Introduction to probability, random variables, and discrete and continuous probability models. Elementary simulation, data summarization and analysis using the R Data Analysis Environment. Confidence intervals and hypothesis testing for means and variances. Chi square tests. Distribution-free techniques and regression analysis. Students are expected to have knowledge of probability covered in MATH334 or an equivalent course. Prerequisite: MATH334 or equivalent.
DSCI560. INTRODUCTION TO KEY STATISTICAL LEARNING METHODS I. 3.0 Semester Hrs.
Part one of a two-course series introducing statistical learning methods with a focus on conceptual understanding and practical applications. Methods covered will include Introduction to Statistical Learning, Linear Regression, Classification, Resampling Methods, Basis Expansions, Regularization, Model Assessment and Selection. Prerequisite: DSCI530 or MATH530.
DSCI561. INTRODUCTION TO KEY STATISTICAL LEARNING METHODS II. 3.0 Semester Hrs.
Equivalent with MATH561,
Part two of a two course series introducing statistical learning methods with a focus on conceptual understanding and practical applications. Methods covered will include Non-linear Models, Tree-based Methods, Support Vector Machines, Neural Networks, Unsupervised Learning. Prerequisite: DSCI560 or MATH560.

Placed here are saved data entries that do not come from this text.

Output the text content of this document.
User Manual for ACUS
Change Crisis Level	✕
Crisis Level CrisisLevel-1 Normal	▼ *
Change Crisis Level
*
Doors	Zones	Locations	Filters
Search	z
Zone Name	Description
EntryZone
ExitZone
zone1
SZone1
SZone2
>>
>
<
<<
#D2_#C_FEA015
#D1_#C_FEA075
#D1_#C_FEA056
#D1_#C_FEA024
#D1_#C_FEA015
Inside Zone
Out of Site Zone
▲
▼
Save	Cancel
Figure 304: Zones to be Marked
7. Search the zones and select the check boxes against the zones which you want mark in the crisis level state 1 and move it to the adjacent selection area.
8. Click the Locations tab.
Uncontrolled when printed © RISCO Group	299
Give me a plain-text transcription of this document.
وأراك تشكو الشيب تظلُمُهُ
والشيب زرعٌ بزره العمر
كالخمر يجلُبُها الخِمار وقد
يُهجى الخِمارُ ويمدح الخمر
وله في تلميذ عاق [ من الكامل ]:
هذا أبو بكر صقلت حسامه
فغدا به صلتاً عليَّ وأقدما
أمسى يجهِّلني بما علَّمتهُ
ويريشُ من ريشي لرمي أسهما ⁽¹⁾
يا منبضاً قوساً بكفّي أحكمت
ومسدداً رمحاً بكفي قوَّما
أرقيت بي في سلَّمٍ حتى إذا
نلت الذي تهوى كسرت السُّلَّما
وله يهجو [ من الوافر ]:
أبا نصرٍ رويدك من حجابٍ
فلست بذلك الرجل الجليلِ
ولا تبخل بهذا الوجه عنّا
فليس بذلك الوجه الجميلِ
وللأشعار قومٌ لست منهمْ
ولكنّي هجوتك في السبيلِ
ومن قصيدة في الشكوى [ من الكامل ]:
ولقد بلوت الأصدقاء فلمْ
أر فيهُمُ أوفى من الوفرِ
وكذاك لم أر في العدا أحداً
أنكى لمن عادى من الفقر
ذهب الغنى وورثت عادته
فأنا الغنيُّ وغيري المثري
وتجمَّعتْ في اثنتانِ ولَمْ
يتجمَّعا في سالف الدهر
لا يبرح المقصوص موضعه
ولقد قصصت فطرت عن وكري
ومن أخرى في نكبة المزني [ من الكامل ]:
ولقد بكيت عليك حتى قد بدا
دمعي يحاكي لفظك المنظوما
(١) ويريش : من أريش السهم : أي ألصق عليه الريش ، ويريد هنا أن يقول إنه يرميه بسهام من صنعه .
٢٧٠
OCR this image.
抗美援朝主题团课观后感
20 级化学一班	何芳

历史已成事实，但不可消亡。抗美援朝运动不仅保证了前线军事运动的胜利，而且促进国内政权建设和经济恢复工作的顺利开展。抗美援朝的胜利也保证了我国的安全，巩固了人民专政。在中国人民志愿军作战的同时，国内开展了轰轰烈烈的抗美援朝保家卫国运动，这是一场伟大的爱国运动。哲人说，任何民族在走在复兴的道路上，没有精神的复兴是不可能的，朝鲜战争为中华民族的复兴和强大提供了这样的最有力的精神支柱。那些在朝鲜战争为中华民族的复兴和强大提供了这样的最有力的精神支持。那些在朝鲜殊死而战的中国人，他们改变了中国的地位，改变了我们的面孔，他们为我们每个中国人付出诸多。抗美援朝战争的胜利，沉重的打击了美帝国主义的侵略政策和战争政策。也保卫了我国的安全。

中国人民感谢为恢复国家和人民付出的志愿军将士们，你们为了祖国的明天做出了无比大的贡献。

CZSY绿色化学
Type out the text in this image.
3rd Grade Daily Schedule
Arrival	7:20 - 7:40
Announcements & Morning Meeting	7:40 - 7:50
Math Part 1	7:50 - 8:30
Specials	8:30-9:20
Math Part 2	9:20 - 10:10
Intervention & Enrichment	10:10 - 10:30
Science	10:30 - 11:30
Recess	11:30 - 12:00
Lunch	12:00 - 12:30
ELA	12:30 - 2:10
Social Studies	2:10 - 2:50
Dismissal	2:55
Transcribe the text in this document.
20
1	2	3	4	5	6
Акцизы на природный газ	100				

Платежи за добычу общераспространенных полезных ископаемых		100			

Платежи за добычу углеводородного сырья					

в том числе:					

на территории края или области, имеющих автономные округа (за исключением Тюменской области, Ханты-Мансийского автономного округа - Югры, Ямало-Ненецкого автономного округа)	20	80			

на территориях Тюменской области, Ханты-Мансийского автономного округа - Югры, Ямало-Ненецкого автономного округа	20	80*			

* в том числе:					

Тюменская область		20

DSCI570. INTRODUCTION TO MACHINE LEARNING. 3.0 Semester Hrs.
(I, II) The goal of machine learning is to build computer systems that improve automatically with experience, which has been successfully applied to a variety of application areas, including, for example, gene discovery, financial forecasting, and credit card fraud detection. This introductory course will study both the theoretical properties of machine learning algorithms and their practical applications. Students will have an opportunity to experiment with machine learning techniques and apply them to a selected problem in the context of term projects. Graduate students must complete a more challenging project that utilizes complex machine learning algorithms, requiring a deeper understanding of machine learning approaches and critical thinking. Prerequisite: CSCI101 or CSCI102 or CSCI128, MATH201 or MATH334, MATH332 OR Graduate level standing and at least CSCI128 or equivalent.
View Course Learning Outcomes
- Apply supervised, unsupervised, reinforcement machine learning models and deep learning models to solve problems in areas such as prediction, recognition and classification.
- Explore and develop with various tools, techniques and libraries in Python for data processing, feature extraction, visualization, validation and evaluation.
- Create data visualization tools, techniques, and libraries in Python to visualize high dimensional or complex data for stakeholders.
- Determine ethical implications through interpretability of big data and results from the application of various machine learning models.
- Design and develop a machine learning product that solves their chosen real-world challenge.
- Create a video presentation that succinctly outlines the problem, solutions, conclusions, and lessons learned regarding product development for the stakeholders.
DSCI575. MACHINE LEARNING. 3.0 Semester Hrs.
The goal of machine learning research is to build computer systems that learn from experience and that adapt to their environments. Machine learning systems do not have to be programmed by humans to solve a problem; instead, they essentially program themselves based on examples of how they should behave, or based on trial and error experience trying to solve the problem. This course will focus on the methods that have proven valuable and successful in practical applications. The course will also contrast the various methods, with the aim of explaining the situations in which each is most appropriate.